A critique of some of Chapman’s earlier work in this space had suggested that the pre-1996 shootings were a cluster of non-independent events. In analysis of stochastic processes this is called “clumping”, a term that is more intuitive when considering a two dimensional Poisson point process for the positioning of (for example) trees than events in time, but the principle is the same. If, for example, mass shootings led to copycat events at relatively short intervals, followed by long periods when no-one breaks the ice with a shooting, then the statistical tests in the analysis so far would be over-stating the evidence against a constant underlying rate of mass shootings.
To check against this, Chapman et al used some elegant techniques to compare the clumping in the observed data to the amount of clumping seen in genuine Poisson processes. For this step, the null hypothesis is that the data are from a genuine Poisson process, and we are looking for evidence against that null hypothesis in the form of a p value suggesting that the observed data are unlikely (too clumpy) to have come from such a process. This is all done with simulation methods.

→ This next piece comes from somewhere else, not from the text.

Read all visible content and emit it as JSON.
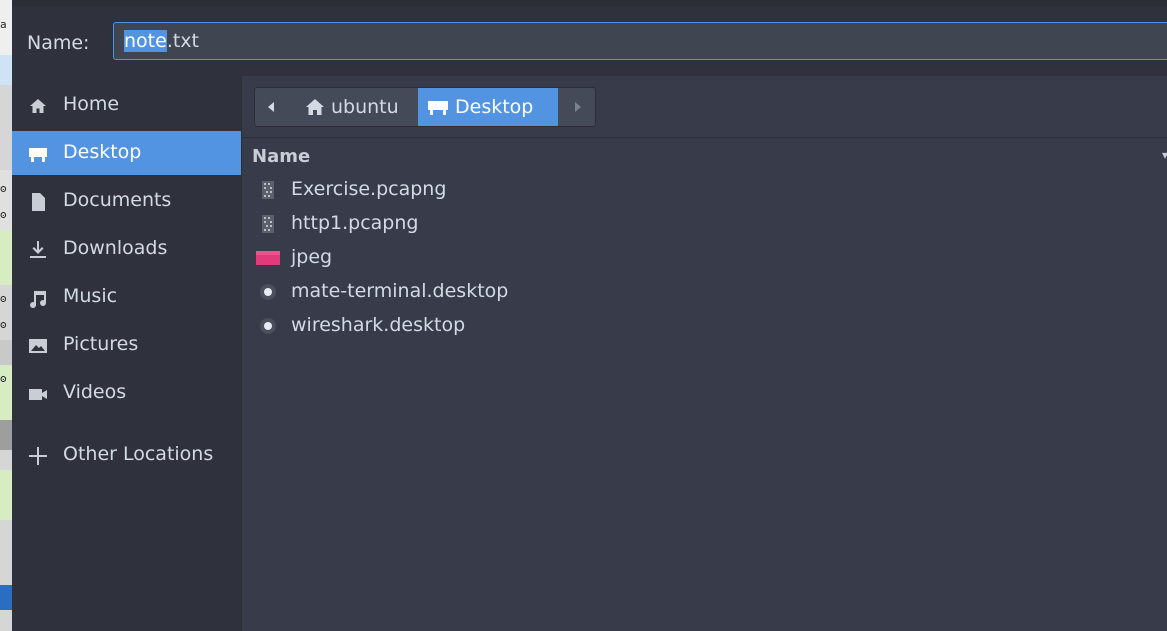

They start this check by observing the highest number of events per window in simulated data (up to a window of 18 months), and storing this in an object called max_stat_mat
in the code below (differently named in their original code). Then, with the actual data, they calculate for each possible window the highest number of events taking place within that window - and compare this to its place in the distribution of the simulated data. This gives us a set of raw p values for how unlikely the clumping is for each window:
window | stat_obs | p_vals |
---|---|---|
1 | 1 | 1.0000 |
2 | 1 | 1.0000 |
3 | 2 | 0.7522 |
4 | 2 | 0.8542 |
5 | 3 | 0.2143 |
6 | 3 | 0.3067 |
7 | 4 | 0.0488 |
8 | 4 | 0.0734 |
9 | 4 | 0.1058 |
10 | 4 | 0.1434 |
11 | 4 | 0.1842 |
12 | 4 | 0.2258 |
13 | 4 | 0.2693 |
14 | 4 | 0.3074 |
15 | 4 | 0.3531 |
16 | 5 | 0.0990 |
17 | 5 | 0.1226 |
18 | 5 | 0.1482 |
The most suspect window length is 7 months. For this window, the observed clumping was more than 95.1% of the simulations. However, we can’t use this p value of 0.049 to reject the null hypothesis of no clumping yet, because we have chosen that null hypothesis only after observing the data (that is, we picked 7 months as the window most likely to show clumping from the data). To get a “proper” p value we need to adjust this again by comparing to what we would have seen by chance. That is, some window is always going to generate the lowest p value by this method; how often will it be as low as 0.049? Adjusting it this way gets us an actual p value of 0.095 - not low enough to dismiss the null hypothesis of the data coming from a genuine Poisson process.
An interesting point about reproducibility here. When I first ran the code directly from the supplement to the original article, I got different results at this point to those reported, although still in line with the substantive conclusions. One of the original authors, Michael Stewart, was able to put me on to the reason why. From version 3.6.0, R changed its method of random number generation, which can lead to small (but sometimes material) differences when running simulations from older versions of R even if the random seed is set. In the code for this blog, I used RNGkind(sample.kind="Rounding")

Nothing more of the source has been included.